Stand, who is married to Squillacote, allegedly recruited her and Clark to become agents of the HVA, the foreign intelligence service of the former German Democratic Republic.

If convicted on all counts, the defendants could be sentenced to life imprisonment. The Justice Department is reviewing the allegations to see if special circumstances apply that could warrant seeking the death penalty.

Advertisement

In addition to the espionage conspiracy, Clark was charged with actual espionage for delivering to East Germany from 1979 to 1984 secret and top secret photographs of national defense documents obtained from unnamed State Department personnel.

Squillacote and Stand also were charged with attempted espionage and obtaining national defense information--four Pentagon and CIA secret documents--to provide to a person they believed to be a South African intelligence officer.

That was part of the FBI sting operation, set up after a South African official notified U.S. authorities that Squillacote had appeared to offer espionage services to a senior South African official who was also a leader of the South African Communist Party, according to a law enforcement source.

*

Helen F. Fahey, U.S. attorney in Alexandria, said in announcing the grand jury action that the Republic of South Africa was not involved in the criminal conduct.

In her letter to the South African, Squillacote described herself as a Marxist and communist and complained of the “horrors” produced by the U.S. system of “bourgeois parliamentary democracy” that she said results in “spiritual death” and “subjective violation of all that is universally right,” according to the indictment.

Squillacote also was charged with making a false statement for claiming that she had retained no classified material when she left her Pentagon job in January 1997.

Advertisement

According to the indictment, in 1990--about the time of the unification of East and West Germany--Lothar Ziemer, their HVA “handler,” and the defendants “established an espionage relationship with the U.S.S.R.”

After the Soviet Union collapsed, they shifted their alleged services to the Russian Federation, the grand jury charged.

Stand’s attorney, Richard Sauber, said: “My client did not turn over classified data to anyone. He wants to go to trial and expects to be vindicated.”

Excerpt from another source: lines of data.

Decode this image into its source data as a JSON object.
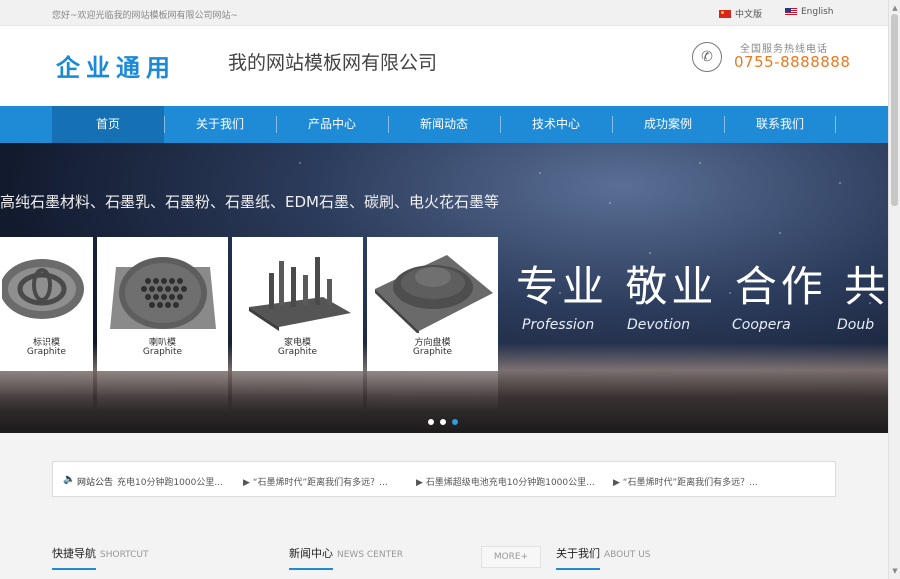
{
  "topbar": {
    "welcome": "您好~欢迎光临我的网站模板网有限公司网站~",
    "lang_cn": "中文版",
    "lang_en": "English"
  },
  "header": {
    "logo": "企业通用",
    "company_name": "我的网站模板网有限公司",
    "hotline_label": "全国服务热线电话",
    "hotline_number": "0755-8888888"
  },
  "nav": {
    "items": [
      "首页",
      "关于我们",
      "产品中心",
      "新闻动态",
      "技术中心",
      "成功案例",
      "联系我们"
    ],
    "active": "首页"
  },
  "banner": {
    "tagline": "高纯石墨材料、石墨乳、石墨粉、石墨纸、EDM石墨、碳刷、电火花石墨等",
    "products": [
      {
        "cn": "标识模",
        "en": "Graphite"
      },
      {
        "cn": "喇叭模",
        "en": "Graphite"
      },
      {
        "cn": "家电模",
        "en": "Graphite"
      },
      {
        "cn": "方向盘模",
        "en": "Graphite"
      }
    ],
    "slogan": "专业 敬业 合作 共",
    "slogan_en": [
      "Profession",
      "Devotion",
      "Coopera",
      "Doub"
    ],
    "active_dot": 3,
    "dot_count": 3
  },
  "notice": {
    "label": "网站公告",
    "items": [
      "充电10分钟跑1000公里...",
      "▶ “石墨烯时代”距离我们有多远？...",
      "▶ 石墨烯超级电池充电10分钟跑1000公里...",
      "▶ “石墨烯时代”距离我们有多远？..."
    ]
  },
  "sections": {
    "shortcut": {
      "title": "快捷导航",
      "en": "SHORTCUT"
    },
    "news": {
      "title": "新闻中心",
      "en": "NEWS CENTER"
    },
    "more": "MORE+",
    "about": {
      "title": "关于我们",
      "en": "ABOUT US"
    }
  },
  "colors": {
    "brand_blue": "#1f8bd6",
    "nav_active": "#1570b4",
    "hotline_orange": "#e97921"
  }
}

Contending that “the entire case is built on secret surveillance, wiretaps and bugs” under the Foreign Intelligence Surveillance Act, Sauber said the legislative history of that law requires that targets be active agents of an active foreign power and that this was not the situation here.

Squillacote’s attorney, Lee H. Rubin, also attacked the government’s conduct under the act, contending that it had only “outdated, stale information involving a country [East Germany] that had long since ceased to exist.”

In conducting the sting involving South Africa, “the government preyed on the unique psychological vulnerabilities of Ms. Squillacote in an effort to salvage an otherwise unprosecutable case against Ms. Squillacote and Mr. Stand,” Rubin said.

Advertisement

Clark’s attorney could not be reached for comment.